Three of amoxicillin-treated group, were considered as carriers. As they were symptomatic, they were probably GAS carriers super infected with viral pharyngitis. Of course, serologic confirmation is necessary to make difference between a carrier state and acute GAS infection, but it is impractical and expensive for GAS diagnosis.

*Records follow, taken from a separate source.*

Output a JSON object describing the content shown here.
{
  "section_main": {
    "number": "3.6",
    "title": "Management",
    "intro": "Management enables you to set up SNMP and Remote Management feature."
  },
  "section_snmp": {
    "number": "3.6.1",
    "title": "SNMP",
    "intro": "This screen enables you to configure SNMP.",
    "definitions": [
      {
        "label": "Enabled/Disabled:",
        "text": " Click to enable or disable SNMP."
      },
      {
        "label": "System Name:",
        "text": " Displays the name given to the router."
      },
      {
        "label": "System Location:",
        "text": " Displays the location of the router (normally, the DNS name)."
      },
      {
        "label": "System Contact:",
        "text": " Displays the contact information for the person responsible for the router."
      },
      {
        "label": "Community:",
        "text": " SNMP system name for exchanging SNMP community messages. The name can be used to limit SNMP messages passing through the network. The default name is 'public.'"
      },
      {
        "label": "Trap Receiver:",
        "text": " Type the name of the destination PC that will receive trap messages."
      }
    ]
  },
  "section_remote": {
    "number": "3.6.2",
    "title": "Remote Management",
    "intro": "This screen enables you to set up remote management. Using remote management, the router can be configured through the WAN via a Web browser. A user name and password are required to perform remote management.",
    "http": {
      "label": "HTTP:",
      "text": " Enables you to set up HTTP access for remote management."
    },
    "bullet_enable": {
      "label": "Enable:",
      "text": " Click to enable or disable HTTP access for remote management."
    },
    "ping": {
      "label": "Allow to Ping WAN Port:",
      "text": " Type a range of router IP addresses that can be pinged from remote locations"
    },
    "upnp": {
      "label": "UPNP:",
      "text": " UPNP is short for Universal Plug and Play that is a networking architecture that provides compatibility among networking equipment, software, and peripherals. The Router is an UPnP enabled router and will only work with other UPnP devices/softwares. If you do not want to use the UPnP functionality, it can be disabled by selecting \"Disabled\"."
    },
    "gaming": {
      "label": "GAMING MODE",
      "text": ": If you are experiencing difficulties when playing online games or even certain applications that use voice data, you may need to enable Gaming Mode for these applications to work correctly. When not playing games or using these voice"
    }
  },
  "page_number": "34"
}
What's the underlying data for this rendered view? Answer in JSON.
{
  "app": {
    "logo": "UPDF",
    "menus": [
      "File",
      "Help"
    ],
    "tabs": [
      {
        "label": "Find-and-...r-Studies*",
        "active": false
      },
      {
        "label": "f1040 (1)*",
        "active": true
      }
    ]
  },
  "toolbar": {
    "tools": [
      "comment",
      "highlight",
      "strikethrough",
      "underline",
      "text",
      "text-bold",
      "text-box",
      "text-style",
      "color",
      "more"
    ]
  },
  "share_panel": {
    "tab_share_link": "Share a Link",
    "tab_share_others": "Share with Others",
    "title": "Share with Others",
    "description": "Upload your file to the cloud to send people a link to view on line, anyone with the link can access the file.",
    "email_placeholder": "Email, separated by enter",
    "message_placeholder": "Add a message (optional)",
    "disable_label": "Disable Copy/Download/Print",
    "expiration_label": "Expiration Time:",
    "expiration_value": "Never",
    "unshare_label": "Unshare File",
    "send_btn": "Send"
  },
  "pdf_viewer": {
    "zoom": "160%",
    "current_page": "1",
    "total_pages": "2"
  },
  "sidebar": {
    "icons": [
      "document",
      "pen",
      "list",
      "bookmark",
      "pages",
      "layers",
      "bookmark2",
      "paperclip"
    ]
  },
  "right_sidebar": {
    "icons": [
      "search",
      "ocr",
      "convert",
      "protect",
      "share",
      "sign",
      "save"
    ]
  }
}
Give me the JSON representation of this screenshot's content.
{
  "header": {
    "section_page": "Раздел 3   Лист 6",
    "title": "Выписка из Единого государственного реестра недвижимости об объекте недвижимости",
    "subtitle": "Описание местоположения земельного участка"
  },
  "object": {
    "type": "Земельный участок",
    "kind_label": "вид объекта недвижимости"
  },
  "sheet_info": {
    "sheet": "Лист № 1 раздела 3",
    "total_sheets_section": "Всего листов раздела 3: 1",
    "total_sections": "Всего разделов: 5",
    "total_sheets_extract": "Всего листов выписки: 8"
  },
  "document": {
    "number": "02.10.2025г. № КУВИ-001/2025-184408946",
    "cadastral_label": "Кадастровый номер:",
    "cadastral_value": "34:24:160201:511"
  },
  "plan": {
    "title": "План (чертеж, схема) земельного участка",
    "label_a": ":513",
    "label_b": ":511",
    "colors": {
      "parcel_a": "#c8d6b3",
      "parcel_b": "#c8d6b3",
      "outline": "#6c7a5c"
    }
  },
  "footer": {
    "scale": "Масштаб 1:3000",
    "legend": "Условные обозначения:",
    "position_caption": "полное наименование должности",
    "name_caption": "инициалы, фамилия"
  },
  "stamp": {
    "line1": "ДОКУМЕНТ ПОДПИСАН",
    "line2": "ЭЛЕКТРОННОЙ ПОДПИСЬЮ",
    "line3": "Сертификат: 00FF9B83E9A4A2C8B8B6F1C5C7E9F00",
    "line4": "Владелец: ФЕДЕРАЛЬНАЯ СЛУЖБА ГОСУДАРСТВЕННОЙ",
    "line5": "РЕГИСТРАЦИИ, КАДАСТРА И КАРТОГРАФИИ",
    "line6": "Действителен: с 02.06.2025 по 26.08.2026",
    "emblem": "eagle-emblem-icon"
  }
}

In the Lioyd et al study, the percentage of asymptomatic GAS carriers was 8.4 per cent.14 In this study, sore throat, erythema, exudate, tender or enlarged anterior cervical lymph nodes were included as streptococcal pharyngitis clinical criteria. In similar trials, all beta-hemolytic streptococci were susceptible to penicillin and amoxicillin.15

Conclusion

Our study was in line with studies comparing the two drugs. In most of similar trials, amoxicillin is compared with oral penicillin. Present study reported that oncedaily therapy with amoxicillin is as effective as intramuscular benzathine penicillin G that is drug of choice for treatment of GAS pharyngitis in lower-income countries, but penicillin was significantly more effective in reducing exudate and concurrent signs vs. amoxicillin.

Acknowledgements

We thank International Guidelines for Biomedical Research involving Human Subjects issued by CIOMS. We thank Education Organization as well and all the cooperators and participants and also Dr Moayed, pathologist and his laboratory workers.